The National Broadband Network (NBN) company should report its live net promoter score (NPS) real-time customer experience measurement in order to make customer service more central to its provision of wholesale broadband services, Macquarie Telecom CEO David Tudehope has said.
Speaking at the CommsDay Wholesale and Datacentre Summit in Sydney on Tuesday, Tudehope said Macquarie Telecom's decision to embrace and report public data on the NPS has "transformed our business".
He added that the industry is at a "crossroads", especially for providers of both telecommunications and datacentre services, to ensure a higher customer service rating -- which is four times worse than the banking industry's -- above all other scores through adopting a more accountable measurement system.
"My call to the industry is: We don't want to be like the banking industry. We have a moment coming up, there's a fork in the road ... there's an opportunity for the industry to adopt the net promoter score, as the banking industry has, to really have visibility of our real-time customer experience across the industry," Tudehope said.
"I'd also encourage our friends at NBN to do exactly the same thing ... we need NBN to also have the same passion about customer experience that we will have, or, in some cases, we need to have."
Given that the retail broadband product offered to end users is wholesaled through NBN, Tudehope said it's important for NBN to have the same customer experience benchmarks.
"We need the NBN to move to net promoter score, move to measure customer experience in real time, so we can then as retail service providers provide that same input as part of our service experience to our customers," he argued.
"It would be incredibly transformational for the NBN; it would be incredibly transformational for us as an industry."

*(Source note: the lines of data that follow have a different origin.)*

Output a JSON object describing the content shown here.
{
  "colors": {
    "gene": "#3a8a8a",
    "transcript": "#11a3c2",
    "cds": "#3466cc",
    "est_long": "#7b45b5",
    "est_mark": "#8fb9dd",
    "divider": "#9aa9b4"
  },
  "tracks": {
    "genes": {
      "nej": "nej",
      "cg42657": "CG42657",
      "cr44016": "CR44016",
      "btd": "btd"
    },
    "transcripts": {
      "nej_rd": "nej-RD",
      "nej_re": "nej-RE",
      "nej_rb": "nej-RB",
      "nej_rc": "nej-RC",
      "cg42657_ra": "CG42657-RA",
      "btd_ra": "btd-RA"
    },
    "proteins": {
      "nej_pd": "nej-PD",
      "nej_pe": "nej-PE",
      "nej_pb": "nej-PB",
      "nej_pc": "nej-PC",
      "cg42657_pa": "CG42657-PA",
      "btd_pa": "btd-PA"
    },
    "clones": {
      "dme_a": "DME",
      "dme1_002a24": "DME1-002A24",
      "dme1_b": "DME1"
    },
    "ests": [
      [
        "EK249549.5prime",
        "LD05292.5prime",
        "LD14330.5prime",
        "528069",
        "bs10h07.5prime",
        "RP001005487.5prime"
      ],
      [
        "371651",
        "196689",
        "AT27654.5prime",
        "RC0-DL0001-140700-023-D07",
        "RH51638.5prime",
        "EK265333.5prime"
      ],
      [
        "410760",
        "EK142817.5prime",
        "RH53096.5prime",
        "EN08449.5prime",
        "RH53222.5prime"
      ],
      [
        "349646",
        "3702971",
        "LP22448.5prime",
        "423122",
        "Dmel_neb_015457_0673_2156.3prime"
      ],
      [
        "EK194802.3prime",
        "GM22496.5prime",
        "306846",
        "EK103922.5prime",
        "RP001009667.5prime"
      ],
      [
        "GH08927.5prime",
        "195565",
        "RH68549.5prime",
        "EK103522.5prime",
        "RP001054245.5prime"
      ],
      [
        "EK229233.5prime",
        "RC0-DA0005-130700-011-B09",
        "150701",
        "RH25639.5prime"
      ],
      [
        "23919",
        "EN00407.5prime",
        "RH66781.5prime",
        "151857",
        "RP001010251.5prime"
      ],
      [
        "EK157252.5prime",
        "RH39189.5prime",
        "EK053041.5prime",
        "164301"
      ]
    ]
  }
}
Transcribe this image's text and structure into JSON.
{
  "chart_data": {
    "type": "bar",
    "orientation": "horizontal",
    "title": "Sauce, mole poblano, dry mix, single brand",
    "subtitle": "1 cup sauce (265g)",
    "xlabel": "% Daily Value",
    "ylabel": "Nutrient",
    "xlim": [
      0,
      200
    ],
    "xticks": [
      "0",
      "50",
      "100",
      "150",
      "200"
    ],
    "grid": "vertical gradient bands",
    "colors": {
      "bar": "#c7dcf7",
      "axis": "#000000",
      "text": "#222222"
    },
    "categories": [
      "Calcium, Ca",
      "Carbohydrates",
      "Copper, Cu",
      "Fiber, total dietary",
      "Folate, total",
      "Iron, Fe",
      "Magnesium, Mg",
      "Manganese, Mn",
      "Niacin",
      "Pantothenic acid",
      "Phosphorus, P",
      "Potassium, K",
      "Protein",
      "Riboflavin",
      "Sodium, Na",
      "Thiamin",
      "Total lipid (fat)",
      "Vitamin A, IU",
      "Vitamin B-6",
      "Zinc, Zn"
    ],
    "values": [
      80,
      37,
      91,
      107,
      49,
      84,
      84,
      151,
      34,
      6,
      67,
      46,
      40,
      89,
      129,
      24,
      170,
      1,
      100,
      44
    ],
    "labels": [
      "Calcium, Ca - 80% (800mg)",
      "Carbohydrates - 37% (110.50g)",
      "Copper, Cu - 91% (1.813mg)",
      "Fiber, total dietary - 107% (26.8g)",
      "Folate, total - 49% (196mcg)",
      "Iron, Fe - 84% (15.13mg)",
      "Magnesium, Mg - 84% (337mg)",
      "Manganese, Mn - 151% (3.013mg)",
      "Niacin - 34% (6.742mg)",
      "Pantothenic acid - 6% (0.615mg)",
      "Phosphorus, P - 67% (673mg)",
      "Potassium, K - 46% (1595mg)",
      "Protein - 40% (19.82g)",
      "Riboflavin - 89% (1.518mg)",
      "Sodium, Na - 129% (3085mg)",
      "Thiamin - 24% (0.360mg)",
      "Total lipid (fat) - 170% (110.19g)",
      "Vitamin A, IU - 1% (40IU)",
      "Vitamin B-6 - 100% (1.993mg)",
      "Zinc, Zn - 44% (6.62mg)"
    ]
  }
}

He said this is especially so given the scale of the recently launched hybrid fibre-coaxial (HFC) wholesale network, with NBN needing to focus more on measuring and improving customer experience at this "critical point" in the industry.
While NBN reports its NPS as part of its financial results presentations [PDF], Macquarie Telecom by contrast began providing live data on its NPS in December, making customer satisfaction feedback available for potential customers to view on its website.
The NPS, a score gauging the percentage of customers who would recommend a certain business to others, is updated daily on the telco's website on a 30-day rolling average.
Since December, Tudehope has been encouraging other telcos to do the same.
"This is something people might consider a gutsy move, but one I am urging all other telcos -- and, indeed, other industries as well -- to follow," the chief executive said last year.
"Australian telecommunications has been plagued by terrible consumer satisfaction for as long as anyone can remember; complaints from telecom customers run at about four times the complaints about banks."
Tudehope added that with the NPS publicly available, customers will be able to compare price, product, and customer satisfaction, helping them make a more informed purchasing decision.
Macquarie Telecom in February reported a net profit of AU$1.96 million, up 178 percent year on year, for the first half of FY16, on revenue of AU$100.55 million and earnings before interest, tax, depreciation, and amortisation (EBITDA) of AU$15.6 million.
The company's telecommunications business contributed AU$70 million in revenue and EBITDA of AU$9.3 million, while its datacentre business grew by 6.6 percent over the year to contribute revenue of AU$30.1 million and EBITDA of AU$6.3 million.
The telco boasted that its customer experience score is the highest in the Australian telco and IT services market, causing the higher retention rates.
"Our commitment to world-class customer service has translated into strong customer retention and revenue growth," Tudehope said.
Updated at 4.07pm AEST, July 19: NBN does publish its NPS, but not as a live, daily number like Macquarie Telecom.